NASA’s Curiosity Rover Discovers Mars Once Flowed With Habitable Rivers

Mars may have once been a world of flowing rivers and potentially habitable conditions, thanks to evidence discovered by NASA’s Curiosity rover. Researchers from Penn State University used advanced numerical models to simulate the erosion processes that have occurred on Mars over millennia. The results of their analysis point to the intriguing possibility that many of the craters seen on Mars today were once ancient riverbeds.

One of the most significant findings of the study is the association of common crater formations on Mars, known as bench-and-nose landforms, with ancient riverbeds. These formations, which had never before been linked to eroded river deposits, are now believed to be remnants of the planet’s ancient river systems.

Benjamin Cardenas, an assistant professor of geosciences at Penn State, says evidence of rivers on Mars isn’t isolated to just one area, either. “We see signs of this all over the planet,” he says in a university release.

The research team’s approach was innovative. They used a computer model trained on a combination of satellite data, images captured by NASA’s Curiosity rover, and 3D scans of Earth’s stratigraphy — the layers of rock deposited over millions of years — from beneath the seafloor in the Gulf of Mexico.

“We have everything to learn about Mars by better understanding how these river deposits can be interpreted stratigraphically, thinking about rocks today as layers of sediment deposited over time,” says Cardenas. “This analysis is not snapshot, but a record of change. What we see on Mars today is the remnants of an active geologic history, not some landscape frozen in time.”

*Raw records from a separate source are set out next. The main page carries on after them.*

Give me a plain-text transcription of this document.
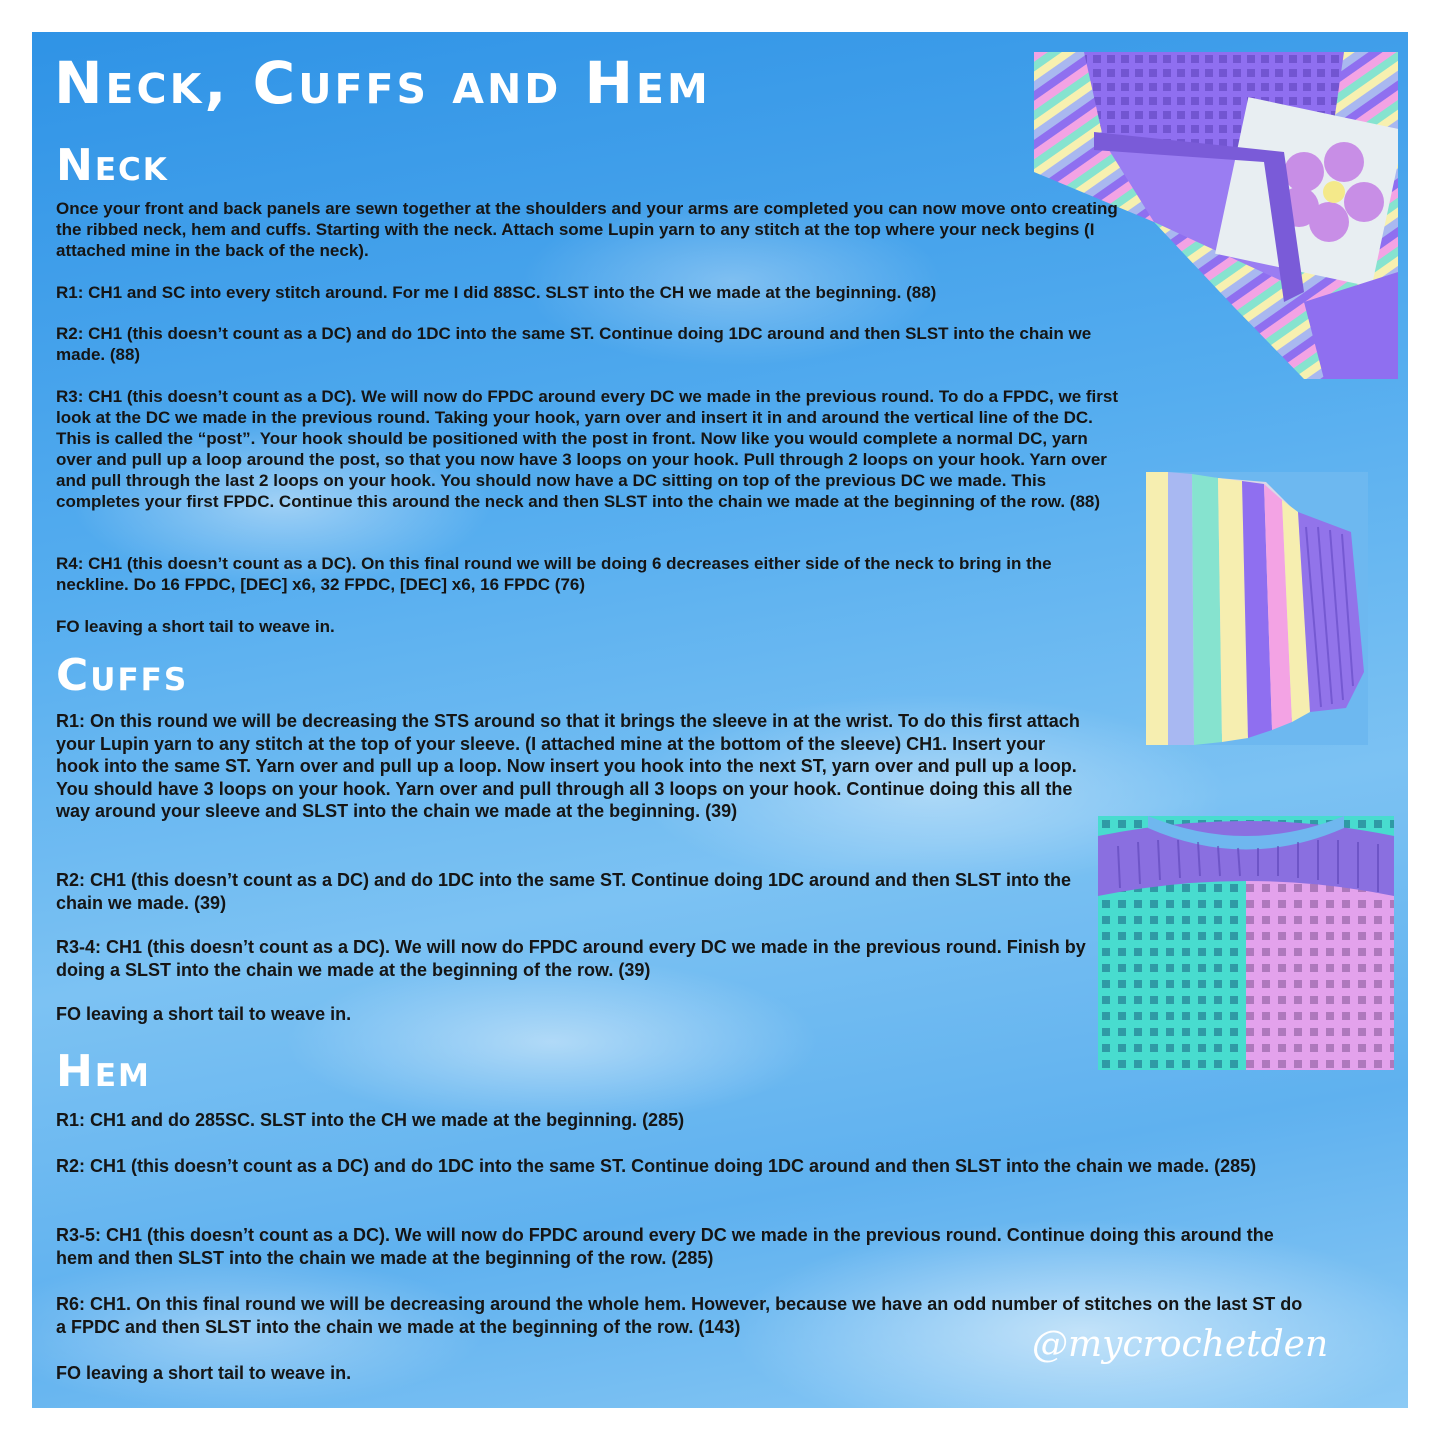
Neck, Cuffs and Hem
Neck

Once your front and back panels are sewn together at the shoulders and your arms are completed you can now move onto creating the ribbed neck, hem and cuffs. Starting with the neck. Attach some Lupin yarn to any stitch at the top where your neck begins (I attached mine in the back of the neck).

R1: CH1 and SC into every stitch around. For me I did 88SC. SLST into the CH we made at the beginning. (88)

R2: CH1 (this doesn’t count as a DC) and do 1DC into the same ST. Continue doing 1DC around and then SLST into the chain we made. (88)

R3: CH1 (this doesn’t count as a DC). We will now do FPDC around every DC we made in the previous round. To do a FPDC, we first look at the DC we made in the previous round. Taking your hook, yarn over and insert it in and around the vertical line of the DC. This is called the “post”. Your hook should be positioned with the post in front. Now like you would complete a normal DC, yarn over and pull up a loop around the post, so that you now have 3 loops on your hook. Pull through 2 loops on your hook. Yarn over and pull through the last 2 loops on your hook. You should now have a DC sitting on top of the previous DC we made. This completes your first FPDC. Continue this around the neck and then SLST into the chain we made at the beginning of the row. (88)

R4: CH1 (this doesn’t count as a DC). On this final round we will be doing 6 decreases either side of the neck to bring in the neckline. Do 16 FPDC, [DEC] x6, 32 FPDC, [DEC] x6, 16 FPDC (76)

FO leaving a short tail to weave in.

Cuffs

R1: On this round we will be decreasing the STS around so that it brings the sleeve in at the wrist. To do this first attach your Lupin yarn to any stitch at the top of your sleeve. (I attached mine at the bottom of the sleeve) CH1. Insert your hook into the same ST. Yarn over and pull up a loop. Now insert you hook into the next ST, yarn over and pull up a loop. You should have 3 loops on your hook. Yarn over and pull through all 3 loops on your hook. Continue doing this all the way around your sleeve and SLST into the chain we made at the beginning. (39)

R2: CH1 (this doesn’t count as a DC) and do 1DC into the same ST. Continue doing 1DC around and then SLST into the chain we made. (39)

R3-4: CH1 (this doesn’t count as a DC). We will now do FPDC around every DC we made in the previous round. Finish by doing a SLST into the chain we made at the beginning of the row. (39)

FO leaving a short tail to weave in.

Hem

R1: CH1 and do 285SC. SLST into the CH we made at the beginning. (285)

R2: CH1 (this doesn’t count as a DC) and do 1DC into the same ST. Continue doing 1DC around and then SLST into the chain we made. (285)

R3-5: CH1 (this doesn’t count as a DC). We will now do FPDC around every DC we made in the previous round. Continue doing this around the hem and then SLST into the chain we made at the beginning of the row. (285)

R6: CH1. On this final round we will be decreasing around the whole hem. However, because we have an odd number of stitches on the last ST do a FPDC and then SLST into the chain we made at the beginning of the row. (143)

FO leaving a short tail to weave in.

@mycrochetden
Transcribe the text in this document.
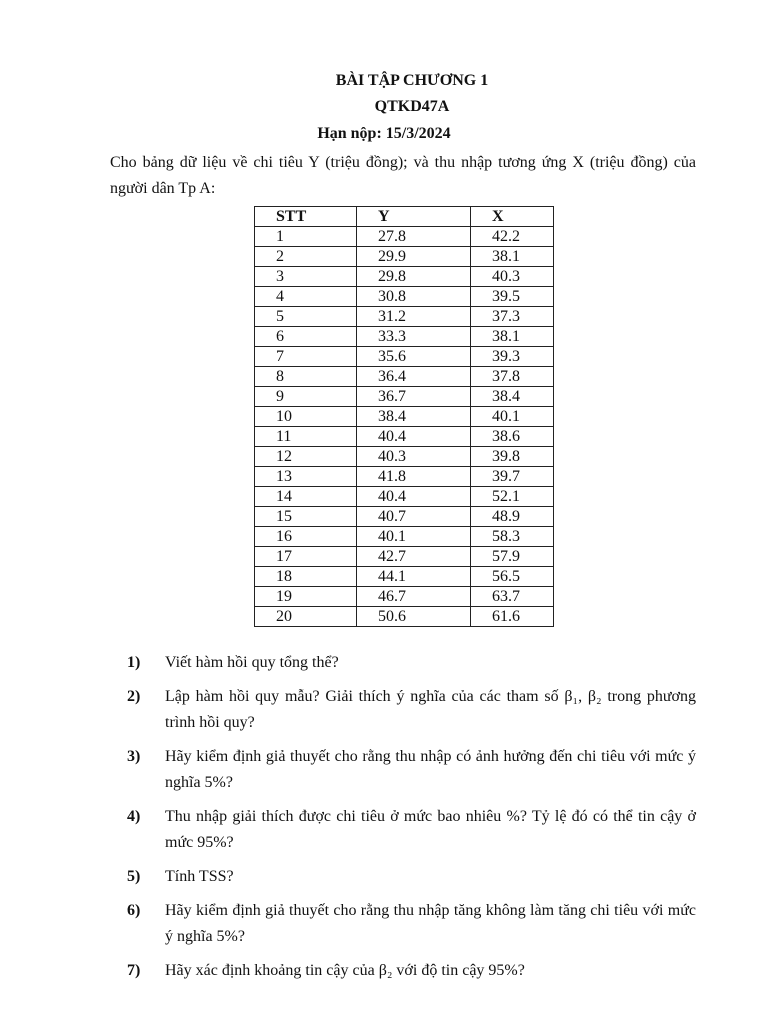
BÀI TẬP CHƯƠNG 1
QTKD47A
Hạn nộp: 15/3/2024

Cho bảng dữ liệu về chi tiêu Y (triệu đồng); và thu nhập tương ứng X (triệu đồng) của người dân Tp A:

STT	Y	X
1	27.8	42.2
2	29.9	38.1
3	29.8	40.3
4	30.8	39.5
5	31.2	37.3
6	33.3	38.1
7	35.6	39.3
8	36.4	37.8
9	36.7	38.4
10	38.4	40.1
11	40.4	38.6
12	40.3	39.8
13	41.8	39.7
14	40.4	52.1
15	40.7	48.9
16	40.1	58.3
17	42.7	57.9
18	44.1	56.5
19	46.7	63.7
20	50.6	61.6
1) Viết hàm hồi quy tổng thể?
2) Lập hàm hồi quy mẫu? Giải thích ý nghĩa của các tham số β₁, β₂ trong phương trình hồi quy?
3) Hãy kiểm định giả thuyết cho rằng thu nhập có ảnh hưởng đến chi tiêu với mức ý nghĩa 5%?
4) Thu nhập giải thích được chi tiêu ở mức bao nhiêu %? Tỷ lệ đó có thể tin cậy ở mức 95%?
5) Tính TSS?
6) Hãy kiểm định giả thuyết cho rằng thu nhập tăng không làm tăng chi tiêu với mức ý nghĩa 5%?
7) Hãy xác định khoảng tin cậy của β₂ với độ tin cậy 95%?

Previous studies based on satellite data from Mars had identified fluvial ridges as potential candidates for ancient river deposits. However, the Curiosity rover’s findings at Gale crater revealed river deposits that were not associated with fluvial ridges. Instead, they were connected to bench-and-nose landforms, suggesting that undiscovered river deposits could exist elsewhere on the planet.

Bench-and-slope morphology pictured on Mars and nose morphology from the ground at Mar's Mont Mercou outcrop.
Bench-and-slope morphology pictured on Mars and nose morphology from the ground at Mar’s Mont Mercou outcrop. (Credit: NASA/Caltech-JPL/MSSS)

“This suggests that there could be undiscovered river deposits elsewhere on the planet, and that an even larger section of the Martian sedimentary record could have been built by rivers during a habitable period of Mars history,” notes Cardenas. “On Earth, river corridors are so important for life, chemical cycles, nutrient cycles and sediment cycles. Everything is pointing to these rivers behaving similarly on Mars.”

To develop their computer model, Cardenas and his team found a surprising use for 25-year-old scans of Earth’s stratigraphy, originally collected by oil companies. These scans, which recorded Earth’s seafloor stratigraphy beneath the Gulf of Mexico, served as an ideal comparison to Mars.

Using the Earth scans, researchers simulated Mars-like erosion processes. The model revealed that topographic benches and noses formed as a result of erosion, resembling landforms observed by the Curiosity rover inside the Gale crater.

“Our research indicates that Mars could have had far more rivers than previously believed, which certainly paints a more optimistic view of ancient life on Mars,” explains Cardenas. “It offers a vision of Mars where most of the planet once had the right conditions for life.”

The study is published in the journal Geophysical Research Letters.